Many of these use cases work great with smaller models that don't need massive VRAM.

Lessons Learned

This project taught me several things:

  1. Hardware requirements are real - You need modern GPUs with substantial VRAM. My old GTX 1080 wouldn't cut it.

  2. Quantization is magic - 4-bit models perform surprisingly well while using 75% less memory than full precision.

  3. Context matters - A great model with tiny context length is frustrating for real work.

  4. Open source is thriving - New models appear weekly, each pushing what's possible locally.

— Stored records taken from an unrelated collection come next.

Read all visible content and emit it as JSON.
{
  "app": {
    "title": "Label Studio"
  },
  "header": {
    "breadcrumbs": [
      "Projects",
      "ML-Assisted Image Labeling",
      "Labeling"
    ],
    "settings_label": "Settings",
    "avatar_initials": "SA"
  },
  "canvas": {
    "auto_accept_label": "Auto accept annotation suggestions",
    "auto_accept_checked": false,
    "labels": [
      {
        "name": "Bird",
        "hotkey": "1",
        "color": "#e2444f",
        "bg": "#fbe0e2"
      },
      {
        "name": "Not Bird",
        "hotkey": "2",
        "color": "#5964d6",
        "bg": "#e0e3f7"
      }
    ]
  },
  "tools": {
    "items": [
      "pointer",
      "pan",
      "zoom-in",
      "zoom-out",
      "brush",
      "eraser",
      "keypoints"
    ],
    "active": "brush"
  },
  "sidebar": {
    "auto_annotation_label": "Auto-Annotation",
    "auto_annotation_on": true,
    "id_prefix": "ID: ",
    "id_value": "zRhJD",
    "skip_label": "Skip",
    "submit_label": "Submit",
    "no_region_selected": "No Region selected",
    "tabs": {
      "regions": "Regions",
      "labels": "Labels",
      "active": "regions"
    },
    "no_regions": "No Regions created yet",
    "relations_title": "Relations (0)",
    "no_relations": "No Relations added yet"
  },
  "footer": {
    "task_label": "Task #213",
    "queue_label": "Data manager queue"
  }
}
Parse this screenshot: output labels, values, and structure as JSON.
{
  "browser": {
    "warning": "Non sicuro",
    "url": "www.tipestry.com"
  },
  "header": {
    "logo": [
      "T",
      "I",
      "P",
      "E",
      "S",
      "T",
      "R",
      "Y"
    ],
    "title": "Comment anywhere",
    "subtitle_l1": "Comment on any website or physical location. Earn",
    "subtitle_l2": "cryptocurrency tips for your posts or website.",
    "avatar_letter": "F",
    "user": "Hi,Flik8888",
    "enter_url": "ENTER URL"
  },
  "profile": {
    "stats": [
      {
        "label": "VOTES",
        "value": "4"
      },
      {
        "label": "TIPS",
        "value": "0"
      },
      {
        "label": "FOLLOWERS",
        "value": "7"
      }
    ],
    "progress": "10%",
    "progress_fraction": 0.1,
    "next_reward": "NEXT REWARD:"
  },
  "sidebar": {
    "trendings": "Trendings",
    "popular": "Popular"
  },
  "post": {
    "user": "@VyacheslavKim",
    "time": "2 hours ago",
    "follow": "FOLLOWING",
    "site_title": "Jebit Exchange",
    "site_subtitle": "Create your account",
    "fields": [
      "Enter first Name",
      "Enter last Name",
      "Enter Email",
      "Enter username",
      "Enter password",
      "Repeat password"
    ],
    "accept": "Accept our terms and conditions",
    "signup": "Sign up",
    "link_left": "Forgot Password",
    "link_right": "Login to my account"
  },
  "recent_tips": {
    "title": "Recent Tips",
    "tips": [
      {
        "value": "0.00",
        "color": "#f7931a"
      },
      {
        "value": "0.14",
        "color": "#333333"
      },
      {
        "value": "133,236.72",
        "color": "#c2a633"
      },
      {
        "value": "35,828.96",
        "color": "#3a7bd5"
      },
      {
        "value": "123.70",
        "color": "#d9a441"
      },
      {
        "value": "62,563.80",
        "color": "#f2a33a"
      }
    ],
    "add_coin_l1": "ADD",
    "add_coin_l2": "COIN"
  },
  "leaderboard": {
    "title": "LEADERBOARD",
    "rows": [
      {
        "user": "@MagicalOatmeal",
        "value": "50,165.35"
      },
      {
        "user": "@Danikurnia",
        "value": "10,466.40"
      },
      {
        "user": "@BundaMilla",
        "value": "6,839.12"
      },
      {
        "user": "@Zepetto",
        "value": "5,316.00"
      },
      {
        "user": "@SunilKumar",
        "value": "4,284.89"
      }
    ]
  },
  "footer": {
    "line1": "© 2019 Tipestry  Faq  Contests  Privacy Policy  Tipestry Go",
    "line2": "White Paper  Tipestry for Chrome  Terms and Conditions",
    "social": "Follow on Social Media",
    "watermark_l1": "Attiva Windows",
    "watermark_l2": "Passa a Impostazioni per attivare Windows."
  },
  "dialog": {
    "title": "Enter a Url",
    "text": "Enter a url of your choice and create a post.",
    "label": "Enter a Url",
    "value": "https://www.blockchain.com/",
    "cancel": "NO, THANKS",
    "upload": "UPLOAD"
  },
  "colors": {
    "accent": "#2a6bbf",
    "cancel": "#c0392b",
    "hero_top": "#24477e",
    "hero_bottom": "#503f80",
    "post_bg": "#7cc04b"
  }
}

  5. It's not all or nothing - I use local models for experimentation and privacy-sensitive work, but still reach for cloud services when I need maximum capability.

Should You Try This?

If you have:

  • A modern GPU with at least 12GB VRAM (24GB+ is better)
  • Fast storage (models are 10-50GB each)
  • Curiosity about AI infrastructure
  • Use cases where privacy matters

Then absolutely give it a shot. The open-source model ecosystem is incredible right now, with models for every use case imaginable.

Getting Started

If you want to try this yourself, check out my git repository vLLM wrapper. The setup script handles most of the complexity:

git clone https://github.com/aloonj/vllm-nvidia
cd vllm-nvidia
./setup.sh
source activate_vllm.sh
python api_server.py

The interactive menu will guide you through selecting and running your first model. Start with smaller quantized models to get a feel for what your hardware can handle.

Final Thoughts

Running LLMs locally has been an incredible learning experience. While it can't fully replace cloud services for heavy-duty work, having powerful AI models running entirely on your own hardware feels like science fiction made real. The technology is improving rapidly - models that needed server farms two years ago now run on consumer GPUs.

Whether you're interested in privacy, learning about AI infrastructure, or just like tinkering with cutting-edge tech, local LLMs are worth exploring. Just be prepared for your electricity bill to notice those dual GPUs spinning up.